The method for feeding paint into the airbrush affects how it comes out.
Bottom feed airbrushes create an internal siphon that draws in color from a jar attached to the underside of the airbrush. They enable artists to cover large areas quickly, and it's easy and fast to change colors just by switching jars. Because the jar is below the airbrush, you have a clear, unobstructed view of your work. However, to properly use a bottom feed airbrush, your compressor must be set to at least 18 PSI, resulting in less control and more overspray.
Gravity feed airbrushes (also called siphon feed) use the force of gravity to draw paint down into the airbrush through a top-mounted color cup. They're excellent for fine detail work and the most artistic applications because they produce the finest dot spray pattern. You can set your compressor as low as 8 PSI with a gravity feed airbrush, which allows for greater control over gradations, shadows, and other effects. However, the smaller color cup isn't good for mass coverage, and the position of the color cup may block your view.

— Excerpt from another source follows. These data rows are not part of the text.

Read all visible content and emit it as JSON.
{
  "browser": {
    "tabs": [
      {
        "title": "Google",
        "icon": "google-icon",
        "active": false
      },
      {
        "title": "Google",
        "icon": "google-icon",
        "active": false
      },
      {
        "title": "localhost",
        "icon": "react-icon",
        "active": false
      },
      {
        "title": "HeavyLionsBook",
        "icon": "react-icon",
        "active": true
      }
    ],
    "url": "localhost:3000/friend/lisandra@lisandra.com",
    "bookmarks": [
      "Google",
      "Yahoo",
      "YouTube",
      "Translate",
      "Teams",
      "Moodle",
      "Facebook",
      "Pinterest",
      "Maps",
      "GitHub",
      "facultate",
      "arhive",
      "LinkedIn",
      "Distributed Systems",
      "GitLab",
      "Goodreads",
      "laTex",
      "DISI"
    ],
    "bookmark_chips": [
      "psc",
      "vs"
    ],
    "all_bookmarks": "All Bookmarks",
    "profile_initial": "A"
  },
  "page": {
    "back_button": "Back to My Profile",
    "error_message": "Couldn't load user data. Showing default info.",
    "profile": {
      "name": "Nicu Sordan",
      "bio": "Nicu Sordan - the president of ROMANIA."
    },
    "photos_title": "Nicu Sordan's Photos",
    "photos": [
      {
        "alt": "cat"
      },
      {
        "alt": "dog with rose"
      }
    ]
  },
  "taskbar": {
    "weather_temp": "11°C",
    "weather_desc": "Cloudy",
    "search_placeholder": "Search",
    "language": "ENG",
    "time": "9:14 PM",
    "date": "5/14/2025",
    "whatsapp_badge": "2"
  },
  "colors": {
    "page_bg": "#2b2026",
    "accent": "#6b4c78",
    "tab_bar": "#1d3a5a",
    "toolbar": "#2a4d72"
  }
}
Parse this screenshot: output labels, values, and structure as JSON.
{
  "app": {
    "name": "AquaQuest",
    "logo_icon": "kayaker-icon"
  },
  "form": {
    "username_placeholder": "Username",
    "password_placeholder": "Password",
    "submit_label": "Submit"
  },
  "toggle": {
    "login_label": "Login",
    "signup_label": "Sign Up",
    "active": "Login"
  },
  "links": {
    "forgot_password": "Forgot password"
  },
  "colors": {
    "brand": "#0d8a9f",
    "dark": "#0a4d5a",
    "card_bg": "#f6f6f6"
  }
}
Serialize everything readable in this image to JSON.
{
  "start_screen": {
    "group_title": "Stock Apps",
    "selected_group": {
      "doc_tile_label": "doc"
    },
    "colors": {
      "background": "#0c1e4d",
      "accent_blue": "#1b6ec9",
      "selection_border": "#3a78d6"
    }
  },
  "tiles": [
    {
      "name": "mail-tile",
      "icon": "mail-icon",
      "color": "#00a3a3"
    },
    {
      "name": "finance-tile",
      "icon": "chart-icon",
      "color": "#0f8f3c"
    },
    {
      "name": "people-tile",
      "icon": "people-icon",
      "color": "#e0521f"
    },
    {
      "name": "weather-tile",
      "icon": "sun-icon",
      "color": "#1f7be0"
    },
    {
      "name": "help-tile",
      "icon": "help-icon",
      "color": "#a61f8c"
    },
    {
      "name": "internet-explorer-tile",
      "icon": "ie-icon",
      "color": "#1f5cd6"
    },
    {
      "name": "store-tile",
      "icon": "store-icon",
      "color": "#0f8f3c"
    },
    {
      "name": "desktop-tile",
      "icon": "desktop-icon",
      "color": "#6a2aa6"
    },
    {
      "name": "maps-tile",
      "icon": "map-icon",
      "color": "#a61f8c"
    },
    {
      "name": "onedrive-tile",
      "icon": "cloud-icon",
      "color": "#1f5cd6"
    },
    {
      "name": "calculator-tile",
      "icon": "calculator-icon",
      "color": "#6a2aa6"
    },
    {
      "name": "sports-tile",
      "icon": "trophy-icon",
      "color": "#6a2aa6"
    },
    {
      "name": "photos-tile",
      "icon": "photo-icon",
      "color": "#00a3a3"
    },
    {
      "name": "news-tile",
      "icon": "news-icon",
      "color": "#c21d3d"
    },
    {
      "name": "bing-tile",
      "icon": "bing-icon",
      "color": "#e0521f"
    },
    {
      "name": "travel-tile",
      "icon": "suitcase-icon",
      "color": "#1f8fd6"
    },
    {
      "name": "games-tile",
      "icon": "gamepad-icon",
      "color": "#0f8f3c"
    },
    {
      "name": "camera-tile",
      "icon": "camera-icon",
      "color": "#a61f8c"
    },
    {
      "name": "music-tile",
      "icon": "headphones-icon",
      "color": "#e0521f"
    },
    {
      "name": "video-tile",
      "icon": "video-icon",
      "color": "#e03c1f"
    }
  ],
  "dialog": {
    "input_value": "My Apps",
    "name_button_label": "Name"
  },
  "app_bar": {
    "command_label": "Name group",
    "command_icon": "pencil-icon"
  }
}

Side feed airbrushes deliver paint to the airbrush through a side-mounted color cup that can be adjusted for left- or right-handed users. On the side, the color cup is out of your sightline, and the cup can be swiveled to allow you to spray straight down on a tabletop or straight up on a ceiling. One disadvantage is that the compressor must be set to at least 12 PSI for the airbrush to work properly, so some experience is required to obtain precise control at the higher pressure.